How can we trust God in the dark?
Framed around a nighttime prayer of Compline, Tish Harrison
Warren, author of Liturgy
of the Ordinary, explores themes of human vulnerability,
suffering, and God's seeming absence. When she navigated a time of doubt and
loss, the prayer was grounding for her. She writes that practices of prayer
"gave words to my anxiety and grief and allowed me to reencounter the
doctrines of the church not as tidy little antidotes for pain, but as a light
in darkness, as good news."
Where do we find comfort when we lie awake
worrying or weeping in the night? This book offers a prayerful and frank
approach to the difficulties in our ordinary lives at work, at home, and in a
world filled with uncertainty.
And now, my review:
This book has numerous authors pulled together with different prayers
for those moments/times of darkness.
When you put together a book with many voices you are bound to love some
and not others. That was what I found
with this one. I loved what Tish had to
share. There are some really great
insights and sharing in there. It’s a
type of book that you can skip around with.

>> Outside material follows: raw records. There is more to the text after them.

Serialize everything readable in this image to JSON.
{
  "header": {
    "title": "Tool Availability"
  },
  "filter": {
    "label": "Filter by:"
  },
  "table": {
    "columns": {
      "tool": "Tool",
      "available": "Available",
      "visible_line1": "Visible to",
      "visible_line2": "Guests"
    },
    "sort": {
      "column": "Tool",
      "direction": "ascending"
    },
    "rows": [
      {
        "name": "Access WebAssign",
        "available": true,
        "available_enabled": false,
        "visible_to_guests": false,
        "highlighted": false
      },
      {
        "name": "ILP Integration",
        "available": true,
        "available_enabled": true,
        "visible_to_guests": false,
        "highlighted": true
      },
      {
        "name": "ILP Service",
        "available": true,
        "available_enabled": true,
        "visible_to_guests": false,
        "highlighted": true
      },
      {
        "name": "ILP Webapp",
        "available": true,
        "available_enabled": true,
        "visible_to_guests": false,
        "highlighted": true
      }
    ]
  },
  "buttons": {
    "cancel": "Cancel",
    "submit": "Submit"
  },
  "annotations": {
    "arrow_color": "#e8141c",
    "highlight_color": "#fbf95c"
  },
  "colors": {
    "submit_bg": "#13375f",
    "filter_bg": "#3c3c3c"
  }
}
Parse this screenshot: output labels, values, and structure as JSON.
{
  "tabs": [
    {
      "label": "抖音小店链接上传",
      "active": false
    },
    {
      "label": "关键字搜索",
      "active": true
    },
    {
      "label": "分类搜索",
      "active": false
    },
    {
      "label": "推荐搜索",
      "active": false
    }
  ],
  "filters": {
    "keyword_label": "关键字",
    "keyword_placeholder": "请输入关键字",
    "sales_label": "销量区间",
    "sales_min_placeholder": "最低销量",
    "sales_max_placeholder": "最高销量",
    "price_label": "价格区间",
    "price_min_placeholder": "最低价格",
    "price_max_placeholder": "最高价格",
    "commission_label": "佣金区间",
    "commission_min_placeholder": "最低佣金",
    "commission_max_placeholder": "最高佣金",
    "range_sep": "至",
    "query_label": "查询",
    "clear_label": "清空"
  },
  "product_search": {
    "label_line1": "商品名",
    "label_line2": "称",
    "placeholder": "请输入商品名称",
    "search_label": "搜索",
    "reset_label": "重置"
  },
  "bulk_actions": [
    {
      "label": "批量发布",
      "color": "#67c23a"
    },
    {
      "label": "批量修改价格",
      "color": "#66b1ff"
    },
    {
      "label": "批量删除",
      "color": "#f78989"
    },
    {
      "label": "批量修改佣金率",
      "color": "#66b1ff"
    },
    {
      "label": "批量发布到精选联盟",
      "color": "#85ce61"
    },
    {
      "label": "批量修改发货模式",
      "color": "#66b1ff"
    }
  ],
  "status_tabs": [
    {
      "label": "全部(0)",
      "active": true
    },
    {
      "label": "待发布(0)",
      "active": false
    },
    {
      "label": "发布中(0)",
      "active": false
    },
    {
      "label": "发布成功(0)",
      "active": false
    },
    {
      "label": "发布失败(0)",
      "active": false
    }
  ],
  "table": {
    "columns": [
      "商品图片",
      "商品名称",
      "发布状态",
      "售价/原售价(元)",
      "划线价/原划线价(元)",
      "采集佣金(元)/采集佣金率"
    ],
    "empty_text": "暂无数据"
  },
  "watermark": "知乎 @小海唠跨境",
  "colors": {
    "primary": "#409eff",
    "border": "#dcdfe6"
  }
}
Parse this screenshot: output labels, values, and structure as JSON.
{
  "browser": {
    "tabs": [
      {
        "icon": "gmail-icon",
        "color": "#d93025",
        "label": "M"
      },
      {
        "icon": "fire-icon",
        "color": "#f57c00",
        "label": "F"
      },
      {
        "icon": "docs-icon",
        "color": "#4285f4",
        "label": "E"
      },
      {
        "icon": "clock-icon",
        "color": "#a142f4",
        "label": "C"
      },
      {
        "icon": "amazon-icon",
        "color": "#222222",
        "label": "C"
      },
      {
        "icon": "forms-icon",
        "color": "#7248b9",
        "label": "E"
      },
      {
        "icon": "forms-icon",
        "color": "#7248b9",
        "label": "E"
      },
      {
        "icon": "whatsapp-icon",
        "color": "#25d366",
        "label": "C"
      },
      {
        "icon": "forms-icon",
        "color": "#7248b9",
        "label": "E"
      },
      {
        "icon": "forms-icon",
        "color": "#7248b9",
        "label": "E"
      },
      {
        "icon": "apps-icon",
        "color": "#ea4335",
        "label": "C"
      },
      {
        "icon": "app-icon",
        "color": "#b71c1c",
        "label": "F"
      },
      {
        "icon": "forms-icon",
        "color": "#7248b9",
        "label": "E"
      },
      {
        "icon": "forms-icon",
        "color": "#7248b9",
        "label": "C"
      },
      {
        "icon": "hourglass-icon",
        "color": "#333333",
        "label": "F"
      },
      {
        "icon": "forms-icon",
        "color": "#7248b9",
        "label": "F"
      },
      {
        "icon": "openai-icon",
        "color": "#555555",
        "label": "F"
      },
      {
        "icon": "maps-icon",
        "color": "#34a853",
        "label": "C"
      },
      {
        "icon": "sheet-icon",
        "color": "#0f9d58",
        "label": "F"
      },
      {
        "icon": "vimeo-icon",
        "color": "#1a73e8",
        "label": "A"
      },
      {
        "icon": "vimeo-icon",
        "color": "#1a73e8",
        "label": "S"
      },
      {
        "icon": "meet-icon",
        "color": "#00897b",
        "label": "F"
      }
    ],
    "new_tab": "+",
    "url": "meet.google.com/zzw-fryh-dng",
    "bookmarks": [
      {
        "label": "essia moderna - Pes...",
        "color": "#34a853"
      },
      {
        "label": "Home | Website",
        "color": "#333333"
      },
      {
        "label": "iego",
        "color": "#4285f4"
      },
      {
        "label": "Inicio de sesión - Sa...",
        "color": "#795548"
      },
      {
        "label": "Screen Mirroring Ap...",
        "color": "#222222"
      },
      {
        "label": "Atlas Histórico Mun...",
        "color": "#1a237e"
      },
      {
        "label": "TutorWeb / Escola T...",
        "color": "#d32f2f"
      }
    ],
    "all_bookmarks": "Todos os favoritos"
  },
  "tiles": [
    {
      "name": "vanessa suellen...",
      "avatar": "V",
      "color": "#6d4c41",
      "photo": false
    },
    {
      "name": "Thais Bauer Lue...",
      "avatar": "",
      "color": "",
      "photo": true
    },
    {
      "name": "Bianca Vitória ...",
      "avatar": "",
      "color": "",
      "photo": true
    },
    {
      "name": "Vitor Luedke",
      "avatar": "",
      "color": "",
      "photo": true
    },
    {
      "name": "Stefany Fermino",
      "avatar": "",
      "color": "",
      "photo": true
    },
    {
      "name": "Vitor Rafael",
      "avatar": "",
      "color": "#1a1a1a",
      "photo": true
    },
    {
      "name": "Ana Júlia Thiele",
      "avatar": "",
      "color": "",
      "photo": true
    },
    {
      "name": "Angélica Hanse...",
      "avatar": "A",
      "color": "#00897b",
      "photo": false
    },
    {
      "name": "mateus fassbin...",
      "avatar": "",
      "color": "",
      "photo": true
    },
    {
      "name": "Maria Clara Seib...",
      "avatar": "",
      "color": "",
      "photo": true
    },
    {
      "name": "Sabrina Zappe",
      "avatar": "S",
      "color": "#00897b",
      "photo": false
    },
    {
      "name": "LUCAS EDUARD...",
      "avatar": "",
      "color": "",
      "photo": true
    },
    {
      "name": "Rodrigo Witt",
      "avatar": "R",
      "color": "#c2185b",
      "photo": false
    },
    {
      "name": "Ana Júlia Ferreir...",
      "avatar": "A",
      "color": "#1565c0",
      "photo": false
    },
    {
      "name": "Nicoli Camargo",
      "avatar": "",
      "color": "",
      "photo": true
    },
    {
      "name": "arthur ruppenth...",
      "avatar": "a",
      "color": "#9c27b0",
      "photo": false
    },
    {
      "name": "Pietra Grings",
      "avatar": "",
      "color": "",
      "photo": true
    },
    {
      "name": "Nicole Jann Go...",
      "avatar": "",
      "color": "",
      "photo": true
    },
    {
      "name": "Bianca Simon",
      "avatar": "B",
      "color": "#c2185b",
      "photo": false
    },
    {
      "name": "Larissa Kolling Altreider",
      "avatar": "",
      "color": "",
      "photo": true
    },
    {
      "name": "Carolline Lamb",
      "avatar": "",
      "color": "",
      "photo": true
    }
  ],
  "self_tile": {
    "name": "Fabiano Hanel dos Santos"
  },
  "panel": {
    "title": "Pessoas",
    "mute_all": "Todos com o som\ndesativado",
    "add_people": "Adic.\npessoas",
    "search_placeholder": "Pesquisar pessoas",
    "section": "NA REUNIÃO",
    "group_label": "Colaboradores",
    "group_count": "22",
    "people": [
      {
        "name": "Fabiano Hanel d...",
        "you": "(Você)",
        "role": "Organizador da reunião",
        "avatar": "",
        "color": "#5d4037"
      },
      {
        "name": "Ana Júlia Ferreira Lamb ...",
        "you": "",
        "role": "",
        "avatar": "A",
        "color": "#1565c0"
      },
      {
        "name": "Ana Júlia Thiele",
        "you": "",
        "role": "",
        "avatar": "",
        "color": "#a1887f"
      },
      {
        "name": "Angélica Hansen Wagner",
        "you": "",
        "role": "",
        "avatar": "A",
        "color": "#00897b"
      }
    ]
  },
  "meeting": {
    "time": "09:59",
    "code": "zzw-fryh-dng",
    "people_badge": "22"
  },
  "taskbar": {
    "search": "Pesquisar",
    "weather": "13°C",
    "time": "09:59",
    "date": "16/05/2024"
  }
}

When I started it, I just opened it and went to a random reading. I was surprisingly disappointed. I then read another and another and was not
liking it at all. So, I put the book
down after reading quite a few. A couple
days later, I tried again. That time I
started at the beginning and loved what I read and kept going with it. I was so thankful that I tried again! Bottom-line is that I didn’t like some but for
the ones I did like, it’s well worth the read!
Pick it up and see what you think.
I received a copy of this book in exchange for my honest review.